Y de pronto, por el sendero que la noche invadía,
cruzó una gran sombra. Era el animal. Una sacudida de espanto agitó al
cazador; algo frío, como una gota de agua, le resbaló por la espalda. Hizo , como
un monje tentado por él diablo, la señal de la cruz, atemorizado por el brusco
retorno del temible merodeador. Pero sus ojos se posaron sobre el cuerpo
inerte que llevaba ante él, y subitáneo, pasó del temor a la cólera y tembló
con rabia desordenada.
Espoleó a su caballo y se lanzó tras el lobo.
Lo seguía por las pendientes, los barrancos y los
boscajes, atravesando lugares que no conocía, fijos los ojos en la mancha
blanca que huía en la noche, la noche que ya había cerrado por completo.
Su caballo también parecía animado de una fuerza
y de un ardor desconocidos. Galopaba con el cuello tendido, derecho, haciendo
chocar con los árboles y las rocas la cabeza y los pies del muerto puesto de
través en la silla, las zarzas arrancaban mechones de los cabellos; la frente,
dando contra los enormes troncos, los salpicaba de sangre; las espuelas
rompían pedazos de corteza en los árboles.
De pronto, caballo y caballero salieron del
bosque, y penetraron en un valle cuando la luna aparecía en el viso de los
montes. El valle era pedregoso, cerrado por rocas gigantescas, sin salida
posible. Y el lobo acorralado se volvió.
Francisco lanzó entonces un aullido de gozo que
-el eco repitió como el rodar de un trueno, y saltó de su caballo, cuchillo en
mano.
Erizado, curva la espalda, el lobo le esperaba.
Sus ojos lucían como dos estrellas. Pero antes de emprender el combate, el
fuerte cazador, levantando el cuerpo de su hermano, lo sentó sobre una roca, y
sosteniendo con piedras su cabeza, que ya no era sino una mancha de sangre, le
gritó en los oídos, como si hubiera hablado a un sordo: "¡Mira, Juan,
mira esto!"
Y después se arrojó sobre el monstruo. Se sabía
fuerte como para volcar un monte y despedazar piedras en las manos. El animal
quería morderle, tratando de atraparle en el vientre, pero él lo había cogido
por el cuello, aun sin haber usado su cuchillo, y lo estrangulaba lentamente,
oyendo apagarse los resoplidos de su garganta y los latidos de su corazón. Y
reía, gozando a más no poder, apretando más y" más su formidable dogal,
gritando en un delirio de alegría: "¡Mira, Juan, mira!" Cesó toda
resistencia. El cuerpo del lobo se dobló lacio; estaba muerto.
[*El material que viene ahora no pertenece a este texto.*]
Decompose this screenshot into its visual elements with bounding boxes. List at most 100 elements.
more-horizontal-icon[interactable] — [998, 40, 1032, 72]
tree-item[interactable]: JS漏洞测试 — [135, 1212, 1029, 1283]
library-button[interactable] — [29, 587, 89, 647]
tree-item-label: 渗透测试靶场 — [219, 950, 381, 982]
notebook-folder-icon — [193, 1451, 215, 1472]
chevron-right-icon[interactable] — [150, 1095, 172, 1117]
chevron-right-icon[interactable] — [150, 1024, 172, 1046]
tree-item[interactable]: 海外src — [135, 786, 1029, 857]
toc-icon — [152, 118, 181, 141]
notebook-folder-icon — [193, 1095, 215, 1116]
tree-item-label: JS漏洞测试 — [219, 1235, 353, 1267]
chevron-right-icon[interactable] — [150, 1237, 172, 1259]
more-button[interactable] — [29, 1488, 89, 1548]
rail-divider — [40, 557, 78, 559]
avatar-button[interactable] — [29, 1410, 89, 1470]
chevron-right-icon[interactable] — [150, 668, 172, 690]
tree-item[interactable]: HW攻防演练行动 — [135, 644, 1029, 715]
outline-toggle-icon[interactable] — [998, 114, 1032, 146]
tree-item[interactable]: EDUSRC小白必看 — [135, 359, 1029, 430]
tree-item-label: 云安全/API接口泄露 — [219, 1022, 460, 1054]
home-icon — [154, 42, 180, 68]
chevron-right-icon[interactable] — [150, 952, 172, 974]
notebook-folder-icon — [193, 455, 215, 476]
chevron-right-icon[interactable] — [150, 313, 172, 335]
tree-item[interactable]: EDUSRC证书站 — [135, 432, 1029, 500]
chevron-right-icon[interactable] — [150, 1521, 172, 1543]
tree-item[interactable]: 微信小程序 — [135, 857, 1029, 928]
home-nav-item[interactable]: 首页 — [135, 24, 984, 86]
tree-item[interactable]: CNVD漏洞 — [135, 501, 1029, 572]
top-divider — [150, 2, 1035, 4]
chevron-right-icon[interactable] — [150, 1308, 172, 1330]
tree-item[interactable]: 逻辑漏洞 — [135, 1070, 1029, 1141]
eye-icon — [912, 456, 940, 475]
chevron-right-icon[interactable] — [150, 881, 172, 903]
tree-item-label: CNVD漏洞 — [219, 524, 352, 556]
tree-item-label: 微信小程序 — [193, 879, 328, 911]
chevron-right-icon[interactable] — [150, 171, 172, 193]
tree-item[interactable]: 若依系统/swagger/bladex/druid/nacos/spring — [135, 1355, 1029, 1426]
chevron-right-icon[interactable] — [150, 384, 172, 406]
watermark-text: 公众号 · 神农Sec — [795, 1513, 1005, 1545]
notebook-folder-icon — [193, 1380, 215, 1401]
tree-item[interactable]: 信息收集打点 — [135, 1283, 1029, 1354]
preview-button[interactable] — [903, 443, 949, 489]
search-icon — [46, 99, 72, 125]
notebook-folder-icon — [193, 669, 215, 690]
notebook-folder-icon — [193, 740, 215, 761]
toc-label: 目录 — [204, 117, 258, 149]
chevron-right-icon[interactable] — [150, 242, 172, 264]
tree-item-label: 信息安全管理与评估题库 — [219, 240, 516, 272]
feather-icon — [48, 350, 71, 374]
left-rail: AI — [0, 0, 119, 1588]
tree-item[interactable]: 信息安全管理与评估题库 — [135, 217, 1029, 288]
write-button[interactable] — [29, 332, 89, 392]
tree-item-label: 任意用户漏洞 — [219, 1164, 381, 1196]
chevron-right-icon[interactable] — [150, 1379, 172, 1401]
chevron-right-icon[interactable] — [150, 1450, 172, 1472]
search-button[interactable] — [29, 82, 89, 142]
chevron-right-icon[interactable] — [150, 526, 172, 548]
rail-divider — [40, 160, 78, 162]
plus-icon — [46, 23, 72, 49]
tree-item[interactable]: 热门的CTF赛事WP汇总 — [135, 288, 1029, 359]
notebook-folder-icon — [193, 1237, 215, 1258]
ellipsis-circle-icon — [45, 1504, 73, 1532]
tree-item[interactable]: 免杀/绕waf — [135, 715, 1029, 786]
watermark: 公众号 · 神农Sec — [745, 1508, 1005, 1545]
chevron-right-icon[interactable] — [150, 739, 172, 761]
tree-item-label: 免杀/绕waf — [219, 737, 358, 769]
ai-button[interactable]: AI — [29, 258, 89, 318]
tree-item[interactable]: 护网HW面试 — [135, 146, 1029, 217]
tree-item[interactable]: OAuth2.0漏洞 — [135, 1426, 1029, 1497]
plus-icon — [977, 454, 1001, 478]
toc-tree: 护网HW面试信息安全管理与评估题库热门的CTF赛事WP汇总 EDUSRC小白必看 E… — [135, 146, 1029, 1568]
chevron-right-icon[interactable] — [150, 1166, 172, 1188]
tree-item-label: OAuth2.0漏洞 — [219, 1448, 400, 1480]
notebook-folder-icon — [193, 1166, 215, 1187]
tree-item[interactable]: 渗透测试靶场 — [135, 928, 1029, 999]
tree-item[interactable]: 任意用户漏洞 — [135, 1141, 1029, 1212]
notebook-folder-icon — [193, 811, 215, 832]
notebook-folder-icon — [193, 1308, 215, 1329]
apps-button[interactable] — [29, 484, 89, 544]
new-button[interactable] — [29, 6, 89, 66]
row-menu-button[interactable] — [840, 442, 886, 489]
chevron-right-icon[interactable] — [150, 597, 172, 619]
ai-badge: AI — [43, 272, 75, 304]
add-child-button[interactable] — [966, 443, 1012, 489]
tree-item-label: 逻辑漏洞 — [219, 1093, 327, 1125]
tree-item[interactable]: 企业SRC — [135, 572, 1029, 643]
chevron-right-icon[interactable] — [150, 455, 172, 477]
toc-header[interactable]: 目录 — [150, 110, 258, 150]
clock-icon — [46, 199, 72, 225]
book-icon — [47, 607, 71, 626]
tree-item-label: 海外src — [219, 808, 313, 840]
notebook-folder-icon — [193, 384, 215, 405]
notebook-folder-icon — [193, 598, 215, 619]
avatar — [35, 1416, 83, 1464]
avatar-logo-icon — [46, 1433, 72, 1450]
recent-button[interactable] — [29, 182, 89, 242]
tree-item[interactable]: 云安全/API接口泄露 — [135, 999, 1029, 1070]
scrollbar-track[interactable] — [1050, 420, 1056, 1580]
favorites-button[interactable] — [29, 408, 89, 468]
Entonces, Francisco tomándolo en sus brazos, fué
a arrojarlo a los pies del hermano mayor, repitiendo con voz enternecida:
"¡Ahí lo tienes, mira, Juan: ahí está!"
Luego colocó sobre su montura los dos cadáveres,
uno encima de otro, y se puso en camino.
Entró al castillo, riendo y llorando, como Gargantúa
ante el nacimiento de Pantagruel; dando gritos de triunfo y temblando de
alegría al contar la muerte del animal, gimiendo y arrancándose las barbas al
narrar la de su hermano.
Y con frecuencia, después cuando volvía a hablar
de aquel día, murmuraba con lágrimas en los ojos: "Si al menos el pobre
Juan me hubiera visto ahogar al otro, habría muerto contento, estoy
seguro".
La viuda de mi antepasado inspiró a su huérfano
el horror a la caza, que se ha transmitido de padres a hijos, hasta mí.
El marqués de Arville se calló. Alguien dijo:
-Eso es una leyenda, ¿no?
Y el narrador respondió:
-Le juro que es verdadera en toda su extensión.
Y entonces una mujer comentó con una vocecilla
suave:
-Da lo mismo. Lo hermoso es tener pasiones así.